Regards croisés des Français sur leur maire et des maires sur leur mandat

Le regard que les Français portent sur leur maire fait de lui l’élu de proximité par excellence. Toutefois, lors de sa déclaration de politique générale devant le Sénat le 13 juin 2019, le Premier ministre a relevé que, dans la perspective des élections municipales de 2020, “pour la première fois, de nombreuses listes seront peut-être incomplètes et parfois nous manquerons de candidats”.

Les Français et leur maire

Selon un sondage Ifop réalisé du 6 au 8 novembre 2017, à mi-mandat, le maire bénéficie d’un effet de proximité.

Plus la commune est petite, plus le patronyme du maire est connu : 57% dans les communes de moins de 10 000 habitants, 52% pour celles de 10 000 à 20 000 habitants, 50% entre 20 000 et 50 000 habitants ; 54% de 20 à 100 000 habitants. En revanche, ce pourcentage tombe à 47% pour les plus de 100 000 habitants.

Une commune située en milieu rural voit son maire connu de 61% de ses habitants, alors que le maire d’une ville centre en agglomération urbaine n’est connu que de 48%.

Le bilan de l’équipe sortante revêt un poids déterminant pour 60% des électeurs, avant même la personnalité des candidats au poste de maire (57%).

Le regard des maires sur leur mandat

Une enquête réalisée en novembre 2018, menée conjointement par le Centre de recherches politiques de Sciences Po (CEVIPOF) et l’Association des maires de France et des présidents d’intercommunalité (AMF), révèle que non seulement la moitié des maires ne souhaitent pas se représenter, mais que nombre d’entre eux risquent d’avoir du mal à trouver assez de candidats pour boucler leur liste.

Cette enquête a fait suite à un débat largement médiatisé durant l’été 2018 où différents arguments ont été évoqués pour expliquer, selon les termes de l’agence France Presse, la “vague inédite de démissions” des maires.

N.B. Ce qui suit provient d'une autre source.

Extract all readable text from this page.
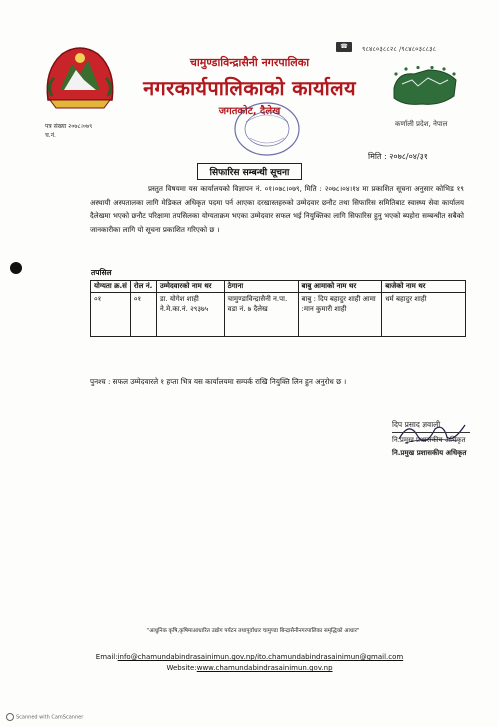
☎	९८४८०३८८२८ /९८४८०३८८३८
चामुण्डाविन्द्रासैनी नगरपालिका
नगरकार्यपालिकाको कार्यालय
जगतकोट, दैलेख
कर्णाली प्रदेश, नेपाल
पत्र संख्या २०७८।०७९
च.नं.
मिति : २०७८/०४/३१
सिफारिस सम्बन्धी सूचना
प्रस्तुत विषयमा यस कार्यालयको विज्ञापन नं. ०१।०७८।०७९, मिति : २०७८।०४।१४ मा प्रकाशित सूचना अनुसार कोभिड १९ अस्थायी अस्पतालका लागि मेडिकल अधिकृत पदमा पर्न आएका दरखास्तहरुको उम्मेदवार छनौट तथा सिफारिस समितिबाट स्वास्थ्य सेवा कार्यालय दैलेखमा भएको छनौट परिक्षामा तपसिलका योग्यताक्रम भएका उम्मेदवार सफल भई नियुक्तिका लागि सिफारिस हुनु भएको ब्यहोरा सम्बन्धीत सबैको जानकारीका लागि यो सूचना प्रकाशित गरिएको छ ।
तपसिल
योग्यता क्र.सं	रोल नं.	उम्मेदवारको नाम थर	ठेगाना	बाबु आमाको नाम थर	बाजेको नाम थर
०१	०१	डा. योगेश शाही ने.मे.का.नं. २९३७५	चामुण्डाविन्द्रासैनी न.पा. वडा नं. ७ दैलेख	बाबु : दिप बहादुर शाही आमा :मान कुमारी शाही	धर्म बहादुर शाही
पुनश्च : सफल उम्मेदवारले १ हप्ता भित्र यस कार्यालयमा सम्पर्क राखि नियुक्ति लिन हुन अनुरोध छ ।
दिप प्रसाद ज्ञवाली
नि.प्रमुख प्रशासकीय अधिकृत
नि.प्रमुख प्रशासकीय अधिकृत
"आधुनिक कृषि,कृषिमाआधारित उद्योग पर्यटन तथापूर्वाधार चामुण्डा बिन्द्रासैनीनगरपालिका समृद्धिको आधार"
Email:info@chamundabindrasainimun.gov.np/ito.chamundabindrasainimun@gmail.com
Website:www.chamundabindrasainimun.gov.np
Scanned with CamScanner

Accroissement de la technicité juridique de la fonction et du poids des normes, difficultés de conciliation entre vie familiale et exercice du mandat, insuffisance des indemnités au regard des responsabilités exercées et de la charge de travail ou sentiment de perte d’influence ou de capacité à agir face au développement de l’intercommunalité ont souvent été mis en avant pour expliquer le “malaise des maires”.

L’appel de Marseille du 28 septembre 2018, lancé par les présidents de l’Association des maires de France et de l’Assemblée des départements de France et des régions de France, plaide pour sa part en faveur d’une décentralisation sous le signe des libertés locales et du droit à l’expérimentation.

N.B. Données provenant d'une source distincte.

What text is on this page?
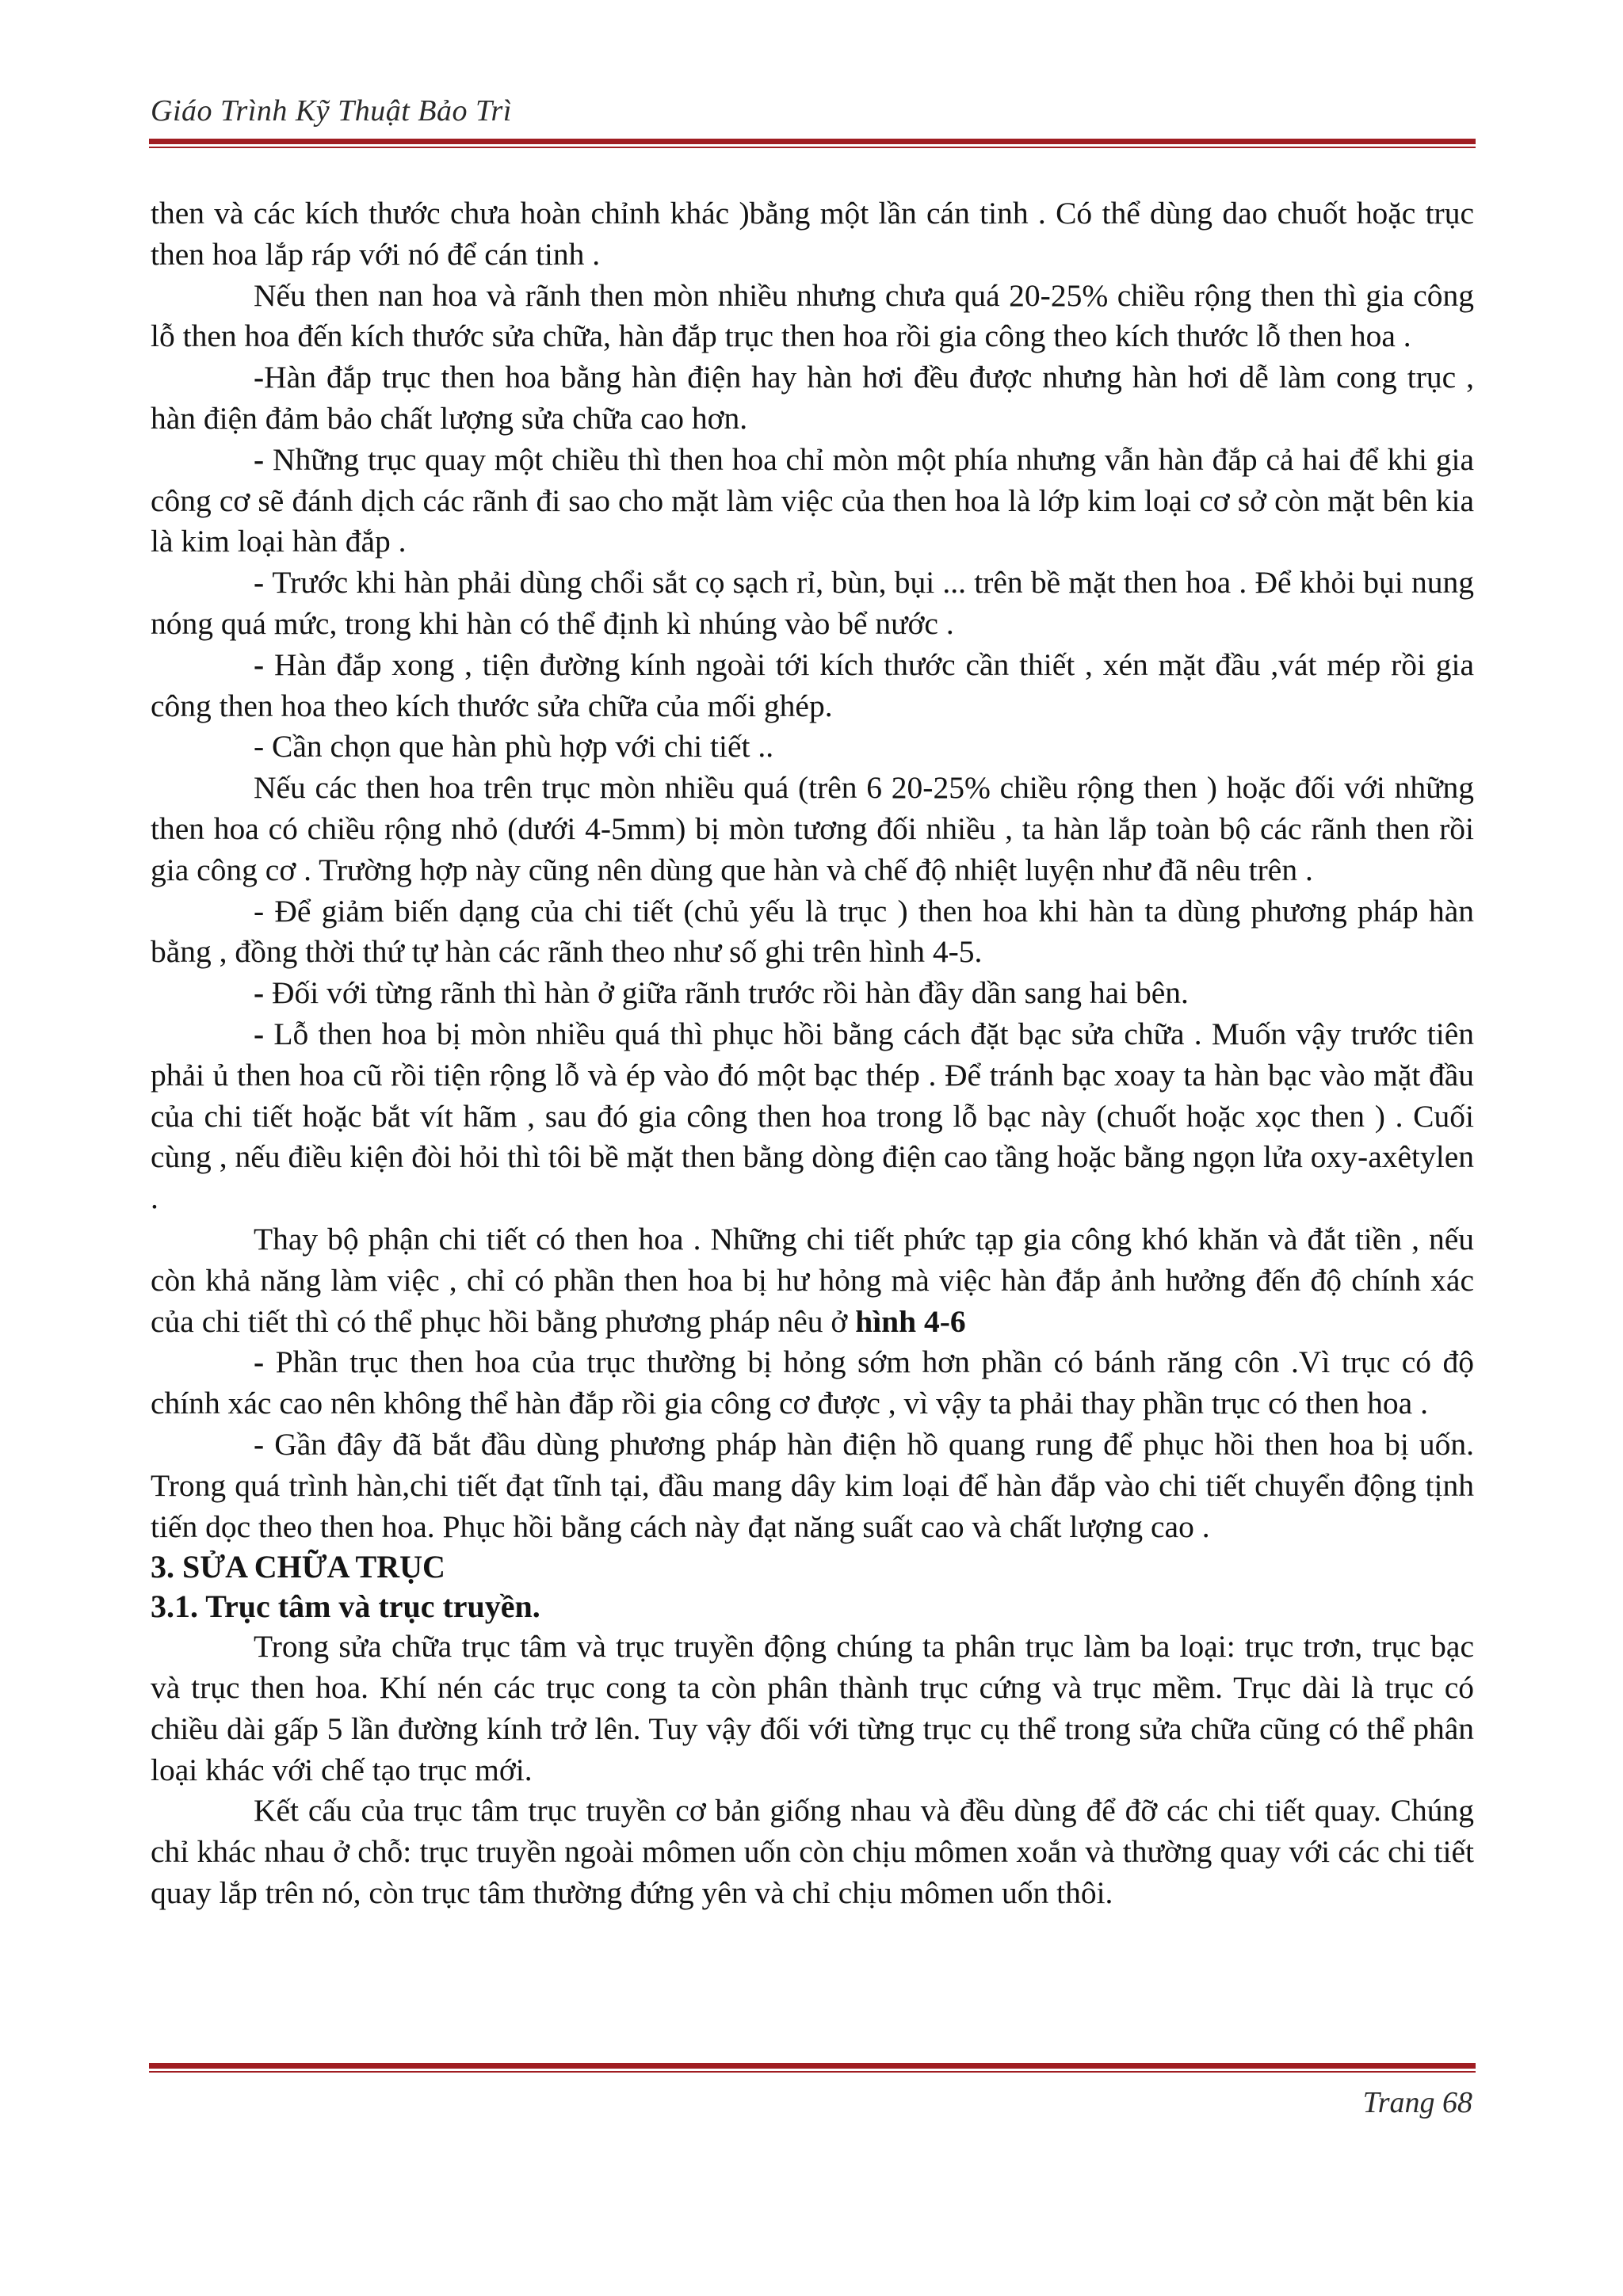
Giáo Trình Kỹ Thuật Bảo Trì

then và các kích thước chưa hoàn chỉnh khác )bằng một lần cán tinh . Có thể dùng dao chuốt hoặc trục then hoa lắp ráp với nó để cán tinh .

Nếu then nan hoa và rãnh then mòn nhiều nhưng chưa quá 20-25% chiều rộng then thì gia công lỗ then hoa đến kích thước sửa chữa, hàn đắp trục then hoa rồi gia công theo kích thước lỗ then hoa .

-Hàn đắp trục then hoa bằng hàn điện hay hàn hơi đều được nhưng hàn hơi dễ làm cong trục , hàn điện đảm bảo chất lượng sửa chữa cao hơn.

- Những trục quay một chiều thì then hoa chỉ mòn một phía nhưng vẫn hàn đắp cả hai để khi gia công cơ sẽ đánh dịch các rãnh đi sao cho mặt làm việc của then hoa là lớp kim loại cơ sở còn mặt bên kia là kim loại hàn đắp .

- Trước khi hàn phải dùng chổi sắt cọ sạch rỉ, bùn, bụi ... trên bề mặt then hoa . Để khỏi bụi nung nóng quá mức, trong khi hàn có thể định kì nhúng vào bể nước .

- Hàn đắp xong , tiện đường kính ngoài tới kích thước cần thiết , xén mặt đầu ,vát mép rồi gia công then hoa theo kích thước sửa chữa của mối ghép.

- Cần chọn que hàn phù hợp với chi tiết ..

Nếu các then hoa trên trục mòn nhiều quá (trên 6 20-25% chiều rộng then ) hoặc đối với những then hoa có chiều rộng nhỏ (dưới 4-5mm) bị mòn tương đối nhiều , ta hàn lắp toàn bộ các rãnh then rồi gia công cơ . Trường hợp này cũng nên dùng que hàn và chế độ nhiệt luyện như đã nêu trên .

- Để giảm biến dạng của chi tiết (chủ yếu là trục ) then hoa khi hàn ta dùng phương pháp hàn bằng , đồng thời thứ tự hàn các rãnh theo như số ghi trên hình 4-5.

- Đối với từng rãnh thì hàn ở giữa rãnh trước rồi hàn đầy dần sang hai bên.

- Lỗ then hoa bị mòn nhiều quá thì phục hồi bằng cách đặt bạc sửa chữa . Muốn vậy trước tiên phải ủ then hoa cũ rồi tiện rộng lỗ và ép vào đó một bạc thép . Để tránh bạc xoay ta hàn bạc vào mặt đầu của chi tiết hoặc bắt vít hãm , sau đó gia công then hoa trong lỗ bạc này (chuốt hoặc xọc then ) . Cuối cùng , nếu điều kiện đòi hỏi thì tôi bề mặt then bằng dòng điện cao tầng hoặc bằng ngọn lửa oxy-axêtylen .

Thay bộ phận chi tiết có then hoa . Những chi tiết phức tạp gia công khó khăn và đắt tiền , nếu còn khả năng làm việc , chỉ có phần then hoa bị hư hỏng mà việc hàn đắp ảnh hưởng đến độ chính xác của chi tiết thì có thể phục hồi bằng phương pháp nêu ở hình 4-6

- Phần trục then hoa của trục thường bị hỏng sớm hơn phần có bánh răng côn .Vì trục có độ chính xác cao nên không thể hàn đắp rồi gia công cơ được , vì vậy ta phải thay phần trục có then hoa .

- Gần đây đã bắt đầu dùng phương pháp hàn điện hồ quang rung để phục hồi then hoa bị uốn. Trong quá trình hàn,chi tiết đạt tĩnh tại, đầu mang dây kim loại để hàn đắp vào chi tiết chuyển động tịnh tiến dọc theo then hoa. Phục hồi bằng cách này đạt năng suất cao và chất lượng cao .

3. SỬA CHỮA TRỤC

3.1. Trục tâm và trục truyền.

Trong sửa chữa trục tâm và trục truyền động chúng ta phân trục làm ba loại: trục trơn, trục bạc và trục then hoa. Khí nén các trục cong ta còn phân thành trục cứng và trục mềm. Trục dài là trục có chiều dài gấp 5 lần đường kính trở lên. Tuy vậy đối với từng trục cụ thể trong sửa chữa cũng có thể phân loại khác với chế tạo trục mới.

Kết cấu của trục tâm trục truyền cơ bản giống nhau và đều dùng để đỡ các chi tiết quay. Chúng chỉ khác nhau ở chỗ: trục truyền ngoài mômen uốn còn chịu mômen xoắn và thường quay với các chi tiết quay lắp trên nó, còn trục tâm thường đứng yên và chỉ chịu mômen uốn thôi.

Trang 68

Se fondant sur les données du Répertoire national des élus (RNE), le ministère de l’intérieur estime pour sa part que la moitié des cessations de fonctions de maires en cours de mandat seraient subies : décès, démissions d’office, fusions de communes, règles de non-cumul. Par exemple, les créations de communes nouvelles ont eu pour conséquence la fin de mandat pour près de 1 700 maires.

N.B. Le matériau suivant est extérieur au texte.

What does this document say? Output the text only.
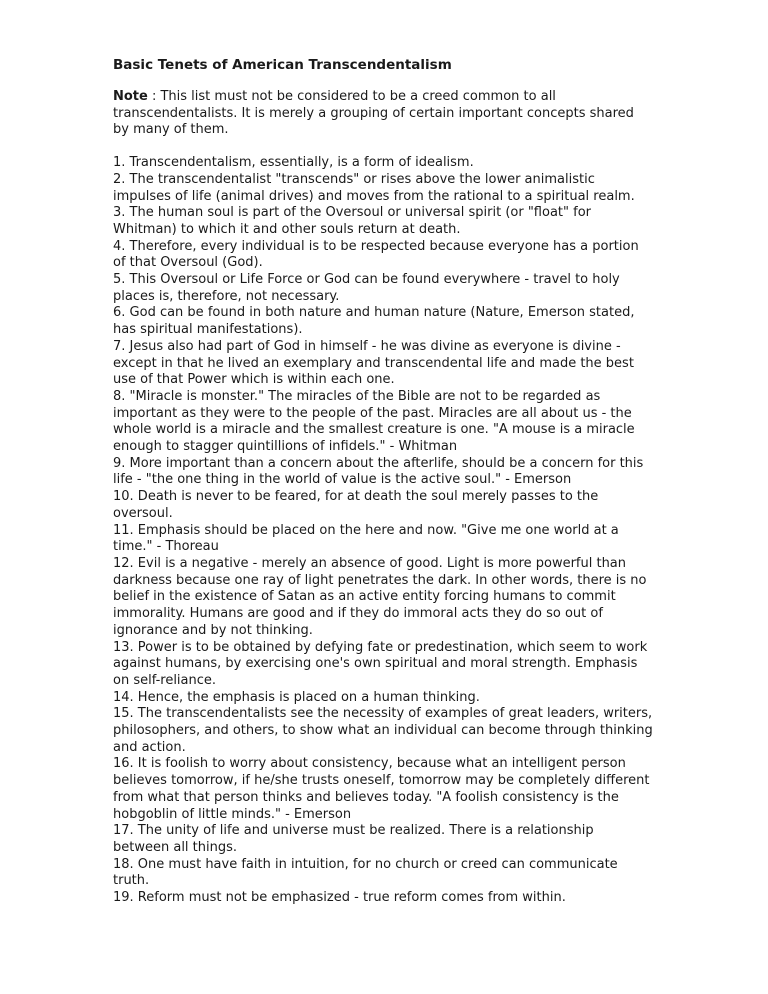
Basic Tenets of American Transcendentalism

Note : This list must not be considered to be a creed common to all transcendentalists. It is merely a grouping of certain important concepts shared by many of them.

1. Transcendentalism, essentially, is a form of idealism.
2. The transcendentalist "transcends" or rises above the lower animalistic impulses of life (animal drives) and moves from the rational to a spiritual realm.
3. The human soul is part of the Oversoul or universal spirit (or "float" for Whitman) to which it and other souls return at death.
4. Therefore, every individual is to be respected because everyone has a portion of that Oversoul (God).
5. This Oversoul or Life Force or God can be found everywhere - travel to holy places is, therefore, not necessary.
6. God can be found in both nature and human nature (Nature, Emerson stated, has spiritual manifestations).
7. Jesus also had part of God in himself - he was divine as everyone is divine - except in that he lived an exemplary and transcendental life and made the best use of that Power which is within each one.
8. "Miracle is monster." The miracles of the Bible are not to be regarded as important as they were to the people of the past. Miracles are all about us - the whole world is a miracle and the smallest creature is one. "A mouse is a miracle enough to stagger quintillions of infidels." - Whitman
9. More important than a concern about the afterlife, should be a concern for this life - "the one thing in the world of value is the active soul." - Emerson
10. Death is never to be feared, for at death the soul merely passes to the oversoul.
11. Emphasis should be placed on the here and now. "Give me one world at a time." - Thoreau
12. Evil is a negative - merely an absence of good. Light is more powerful than darkness because one ray of light penetrates the dark. In other words, there is no belief in the existence of Satan as an active entity forcing humans to commit immorality. Humans are good and if they do immoral acts they do so out of ignorance and by not thinking.
13. Power is to be obtained by defying fate or predestination, which seem to work against humans, by exercising one's own spiritual and moral strength. Emphasis on self-reliance.
14. Hence, the emphasis is placed on a human thinking.
15. The transcendentalists see the necessity of examples of great leaders, writers, philosophers, and others, to show what an individual can become through thinking and action.
16. It is foolish to worry about consistency, because what an intelligent person believes tomorrow, if he/she trusts oneself, tomorrow may be completely different from what that person thinks and believes today. "A foolish consistency is the hobgoblin of little minds." - Emerson
17. The unity of life and universe must be realized. There is a relationship between all things.
18. One must have faith in intuition, for no church or creed can communicate truth.
19. Reform must not be emphasized - true reform comes from within.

Le vieillissement des maires est également un facteur à prendre en compte : au 1er janvier 2019, 65,2% des maires ont 60 ans et plus, 40% sont retraités.

Faciliter l’exercice des mandats locaux

Dans la perspective des élections municipales des 15 et 22 mars 2020, la délégation aux collectivités territoriales du Sénat s’est saisie du statut des élus locaux et a présenté plus de 40 propositions dans un rapport publié en juillet 2018.

Annoncé par le Premier ministre le 13 juin 2019, le projet de loi “Engagement et proximité” a été présenté en conseil des ministres le 17 juillet 2019. Le projet de loi vise notamment à rétribuer à son juste niveau l’engagement des maires, notamment en zones rurales, et à redéfinir le rôle du maire au sein des intercommunalités.